Parece que fue ayer cuando el Mundial 2026 daba el pistoletazo de salida. Ahora ya es historia. ¡Y qué historia! Buena parte de ella protagonizada por la selección española, la mejor, la campeona. La Roja dibujó un camino de menos a más para ganar la final con la mirada del mundo puesta sobre sus hombros. Porque antes de Argentina hubo otros que desafiaron a los de Luis de la Fuente.

Todo empezó con un tropiezo. El empate sin goles ante Cabo Verde dejó congelados a los aficionados. Tocó enmendar la plana en el segundo duelo de la fase de grupos, con goleada 4-0 frente a Arabia Saudí. Y en la tercera jornada, victoria 1-0 ante Uruguay para acabar primeros (y cosidos a patadas) y mandar a los charrúa a tomar mate.

En los cruces llegó Austria en los dieciseisavos. No fue rival. España había despertado y siguió su camino hacia la gloria con un inapelable 3-0. Y en los octavos, el morbo. Portugal estaba al otro lado del campo, con la opción de despedir a Cristiano Ronaldo de los Mundiales. Así fue. Hubo que sufrir y esperar, pero el salvador Mikel Merino dictó sentencia en el descuento subiendo el 1-0 al luminoso. Tocaba otra ronda pese a las lágrimas de “El Bicho”, que se marchaba con más pena que gloria en esta ocasión.

Hora de la verdad

En cuartos de final apareció una Bélgica renacida por el lío de la roja contra Estados Unidos. Vendió cara su piel, pero España fue mejor. Fabián dio primero, los belgas respondieron en lo que fue el primer gol encajado por Unai Simón en el torneo mundialista. Pero Mikel Merino (¿quién si no?) selló el pase cerca del final. Las semifinales eran una realidad.

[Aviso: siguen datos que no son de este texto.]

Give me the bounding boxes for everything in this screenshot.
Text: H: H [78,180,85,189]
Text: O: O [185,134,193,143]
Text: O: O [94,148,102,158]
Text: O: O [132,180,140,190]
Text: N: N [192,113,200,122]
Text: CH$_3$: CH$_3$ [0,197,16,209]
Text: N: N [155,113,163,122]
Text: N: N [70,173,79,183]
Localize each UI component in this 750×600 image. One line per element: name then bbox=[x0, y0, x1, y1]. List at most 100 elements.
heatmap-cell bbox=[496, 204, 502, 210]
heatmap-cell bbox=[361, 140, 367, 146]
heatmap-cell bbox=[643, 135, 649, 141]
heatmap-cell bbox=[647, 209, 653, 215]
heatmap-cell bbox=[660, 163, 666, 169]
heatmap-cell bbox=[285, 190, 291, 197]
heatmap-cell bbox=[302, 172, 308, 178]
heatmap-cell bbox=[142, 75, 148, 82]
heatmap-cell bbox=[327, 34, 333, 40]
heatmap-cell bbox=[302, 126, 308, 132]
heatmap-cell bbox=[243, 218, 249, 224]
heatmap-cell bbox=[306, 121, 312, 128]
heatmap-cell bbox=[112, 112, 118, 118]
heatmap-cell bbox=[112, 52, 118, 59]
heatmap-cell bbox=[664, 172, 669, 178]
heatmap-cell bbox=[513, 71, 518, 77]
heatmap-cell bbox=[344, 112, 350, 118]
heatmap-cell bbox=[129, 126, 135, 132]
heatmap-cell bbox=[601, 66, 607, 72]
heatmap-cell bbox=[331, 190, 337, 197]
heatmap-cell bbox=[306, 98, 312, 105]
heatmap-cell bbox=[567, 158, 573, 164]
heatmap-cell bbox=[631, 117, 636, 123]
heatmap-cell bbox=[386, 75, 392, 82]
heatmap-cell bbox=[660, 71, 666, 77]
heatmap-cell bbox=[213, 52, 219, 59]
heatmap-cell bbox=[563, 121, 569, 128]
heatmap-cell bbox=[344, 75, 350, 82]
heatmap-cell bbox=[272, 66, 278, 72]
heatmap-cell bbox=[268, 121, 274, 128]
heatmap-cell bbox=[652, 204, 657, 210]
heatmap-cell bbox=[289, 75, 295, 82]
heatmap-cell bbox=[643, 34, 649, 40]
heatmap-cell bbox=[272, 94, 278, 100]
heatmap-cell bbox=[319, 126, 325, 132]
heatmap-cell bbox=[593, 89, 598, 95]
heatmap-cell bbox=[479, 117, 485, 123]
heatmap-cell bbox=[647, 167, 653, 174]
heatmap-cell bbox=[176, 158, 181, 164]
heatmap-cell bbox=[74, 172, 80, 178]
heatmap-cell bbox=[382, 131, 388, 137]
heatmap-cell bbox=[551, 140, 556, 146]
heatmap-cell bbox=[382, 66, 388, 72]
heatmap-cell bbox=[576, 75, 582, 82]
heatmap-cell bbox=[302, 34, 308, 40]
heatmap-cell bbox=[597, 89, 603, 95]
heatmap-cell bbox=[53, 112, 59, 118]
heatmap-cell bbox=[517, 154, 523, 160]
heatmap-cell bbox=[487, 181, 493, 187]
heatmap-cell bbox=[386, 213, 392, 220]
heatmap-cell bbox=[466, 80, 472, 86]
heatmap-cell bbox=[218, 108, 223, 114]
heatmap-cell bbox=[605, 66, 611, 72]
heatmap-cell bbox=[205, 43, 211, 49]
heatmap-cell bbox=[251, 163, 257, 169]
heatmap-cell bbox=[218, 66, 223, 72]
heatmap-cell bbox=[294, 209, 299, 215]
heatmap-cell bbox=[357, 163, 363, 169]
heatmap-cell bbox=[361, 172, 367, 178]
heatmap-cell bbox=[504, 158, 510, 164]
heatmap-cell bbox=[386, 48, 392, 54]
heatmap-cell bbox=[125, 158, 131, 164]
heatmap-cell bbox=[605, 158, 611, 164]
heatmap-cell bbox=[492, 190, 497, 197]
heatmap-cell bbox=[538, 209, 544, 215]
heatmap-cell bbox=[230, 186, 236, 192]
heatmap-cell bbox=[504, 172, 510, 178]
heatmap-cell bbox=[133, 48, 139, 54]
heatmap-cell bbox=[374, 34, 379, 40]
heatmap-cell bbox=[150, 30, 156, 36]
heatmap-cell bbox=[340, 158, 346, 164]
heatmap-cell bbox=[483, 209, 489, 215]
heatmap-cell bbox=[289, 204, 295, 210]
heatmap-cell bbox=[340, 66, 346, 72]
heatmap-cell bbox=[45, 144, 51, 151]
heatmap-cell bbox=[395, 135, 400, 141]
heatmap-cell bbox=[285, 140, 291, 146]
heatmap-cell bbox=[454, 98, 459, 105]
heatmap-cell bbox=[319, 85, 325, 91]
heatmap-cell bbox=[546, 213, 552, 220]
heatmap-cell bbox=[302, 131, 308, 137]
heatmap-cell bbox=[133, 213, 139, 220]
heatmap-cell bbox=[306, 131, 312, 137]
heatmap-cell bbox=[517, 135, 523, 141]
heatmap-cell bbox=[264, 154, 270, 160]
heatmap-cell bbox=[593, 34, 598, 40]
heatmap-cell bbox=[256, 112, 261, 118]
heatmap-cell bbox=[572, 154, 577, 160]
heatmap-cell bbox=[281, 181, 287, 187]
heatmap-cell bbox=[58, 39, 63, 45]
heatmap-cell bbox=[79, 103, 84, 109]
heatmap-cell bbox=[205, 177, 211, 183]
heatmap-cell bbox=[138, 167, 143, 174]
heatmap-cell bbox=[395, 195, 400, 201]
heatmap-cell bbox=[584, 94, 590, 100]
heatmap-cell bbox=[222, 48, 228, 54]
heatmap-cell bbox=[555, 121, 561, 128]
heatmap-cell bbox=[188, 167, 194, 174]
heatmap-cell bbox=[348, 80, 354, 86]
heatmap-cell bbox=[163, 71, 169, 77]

Y con ellas, Francia. La gran favorita para propios y extraños. Pero los galos bailaron al son de España. Un 2-0 incuestionable ofreciendo la mejor versión de la competición. Oyarzabal marcó de penalti frío como un iceberg. Y la potencia de Pedro Porro sentenció el encuentro pese a los esfuerzos de Mbappé y compañía. Una final del Mundial 16 años después, la segunda en la historia. Ya se sabe cómo terminó la historia, pero siempre hay que recordar el camino recorrido para llegar a ella.

Estreno preocupante

Estreno preocupante
Estreno preocupante

No fue el estreno mundialista soñado, ni por el fondo ni por la forma. La selección española no pudo pasar del empate sin goles ante Cabo Verde en un partido en el que encumbró la figura de Vozinha, el portero rival. Sus paradas frustraron al equipo de Luis de la Fuente, que tuvo ocasiones suficientes, pero sin dejar una buena imagen ante un combinado que luego demostró que no era tan “Cenicienta” como se creía.

Goleada para empezar a creer

Goleada para empezar a creer
Goleada para empezar a creer

España despachó el segundo duelo con una goleada ante Arabia Saudí. Un 4-0 que mejoró las expectativas. Lamine Yamal se estrenó y Oyarzabal empezó a afinar el olfato.

Sobreviviendo a la batalla

Sobreviviendo a la batalla
Sobreviviendo a la batalla

La leyenda dice que Uruguay aún sigue dando patadas. Un gol de Baena sirvió para cerrar el 1-0 y el billete a los cruces como primera de grupo ante un rival desquiciado.

Subiendo el nivel

Subiendo el nivel
Subiendo el nivel

España llegó, vio y venció a Austria (3-0) en los dieciseisavos de final. El pichichi Oyarzabal marcó por partida doble y Pedro Porro se confirmó como revelación. Todo, sin encajar un tanto.